The Overbearing Commissioner
The commissioner of any Fantasy Football league is the key figure in making sure everything runs smoothly for all involved. And to be fair, the commissioner has a lot on his or her plate to handle. But it can be annoying if you end up dealing with a commissioner that really thinks they’re Roger Goodell.
They haggle you about paying your entry fee in a timely manner, they bombard the league with unnecessary messages all the time, they reject trades for no logical reason, they make up rule changes out the blue; they essentially become an unruly dictator.
The Complainer
There’s always that one guy that just seems to bitch and complain about everything. He complains about trades other teams do. He complains about the waiver wire. He complains about the prize money. He complains about the type of beer you have at the draft party. And if his team sucks, his complaining is amplified times 10. At times you just want to punch this guy in the face because he’s so annoying, but you remember that this is just fantasy and not reality so you refrain from doing so.
The Notorious Bad-Trader
Now this is the guy who is known to send absolutely ridiculous one-sided trade offers. He’s the guy that will offer you a Flex WR and a backup Running Back for a stud Wide Receiver. Or he’ll offer you three below average players for one of your stud players with the logic that him sending a higher quantity of players makes his offer rational. In some cases this guy turns into The Complainer because nobody does any trades with him.

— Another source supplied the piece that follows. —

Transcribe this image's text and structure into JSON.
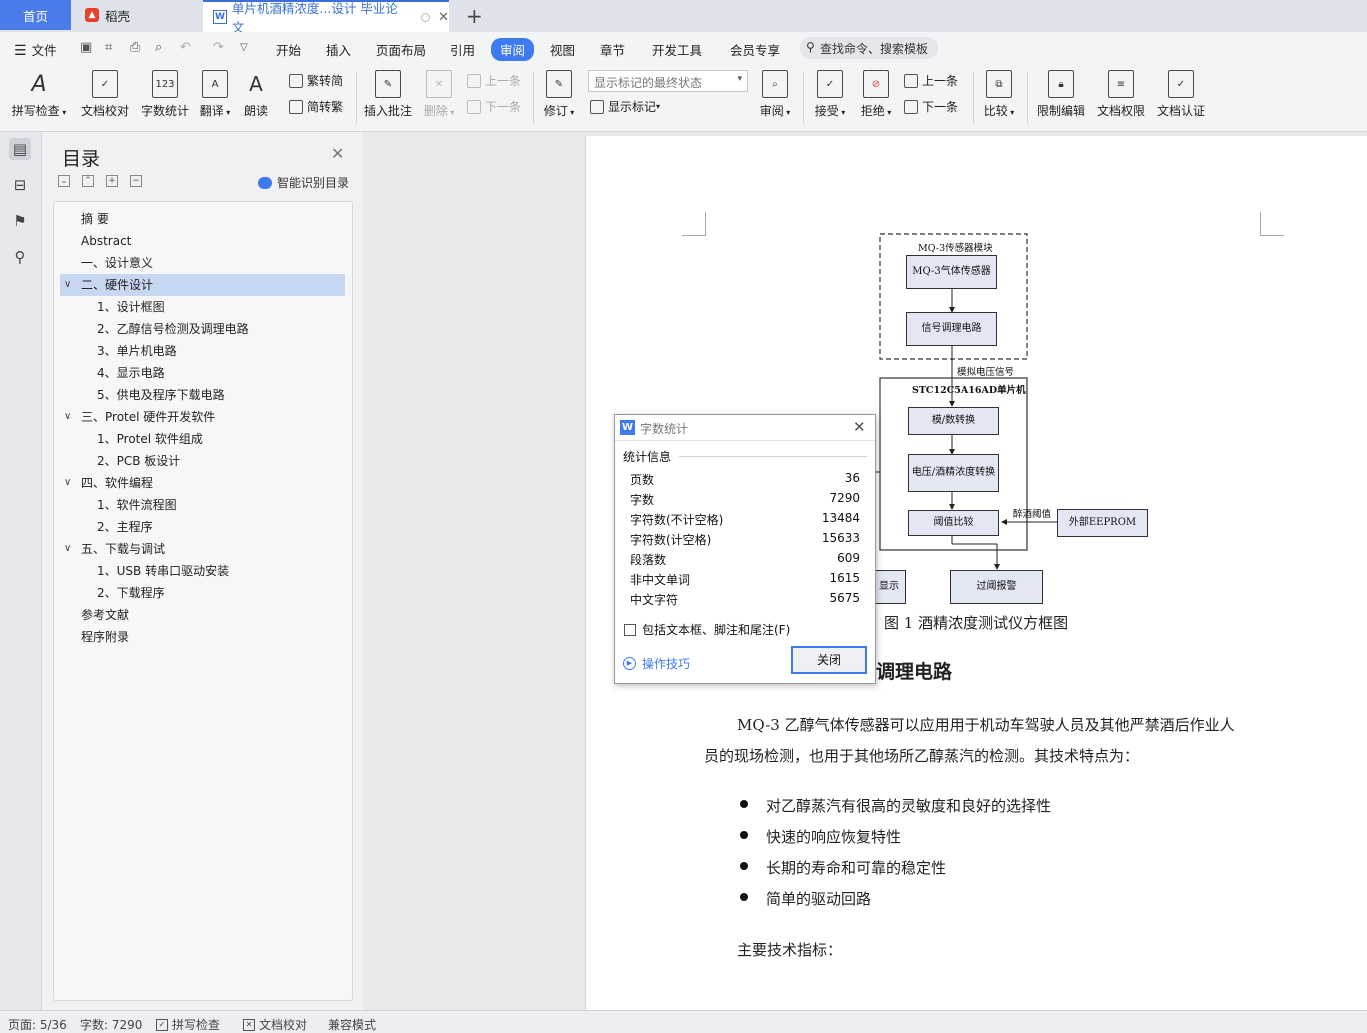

The Unprepared on Draft Day Guy
This guy becomes a nuisance when it comes time for the Draft. Us prudent and diligent Fantasy Football players do our research and analysis well before the draft and we are equipped with our rankings and notes. This guy on the other hand is completely unprepared, which is fine, but the problem is that they take forever making their picks because of their lack of preparation. As a result, this drags out the draft even longer because you have to wait on this jackass to make his picks.
The Fire Sale Trader
This is the guy whose team is so bad that his season is essentially over before Halloween. With no hopes of making the playoffs because his team sucks, he all of a sudden starts trading away his best players to other teams in playoff contention. You got to keep an eye on this guy, especially in money leagues, because 9 times out of 10 he probably cut a side deal with another team in the league to split the prize money if he trades with them and they eventually win the league championship. Who says insider trading only happens on Wall Street.
The Tom Brady
This is the guy the whole league despises because he’s just flat out good. He damn near wins the championship every year, and he talks a bunch of shit while doing so. In fact a part of you does not care who even wins the league, as long as it’s not him. He’s always bragging about how he’s won the championship, even long after football season is over. He flaunts his championship trophy all over his Facebook page and has the nerve to tag you in the pictures. There are sore losers, and there are sore winners; this guy without question is a sore winner.
Whatever the case may be, don’t let these guys put a damper on your fantasy season this year. Fantasy Football is an overall enjoyable experience, and it’s another way for you and your buddies to bond. Best of luck to you, and don’t let the Tom Brady guy beat you again.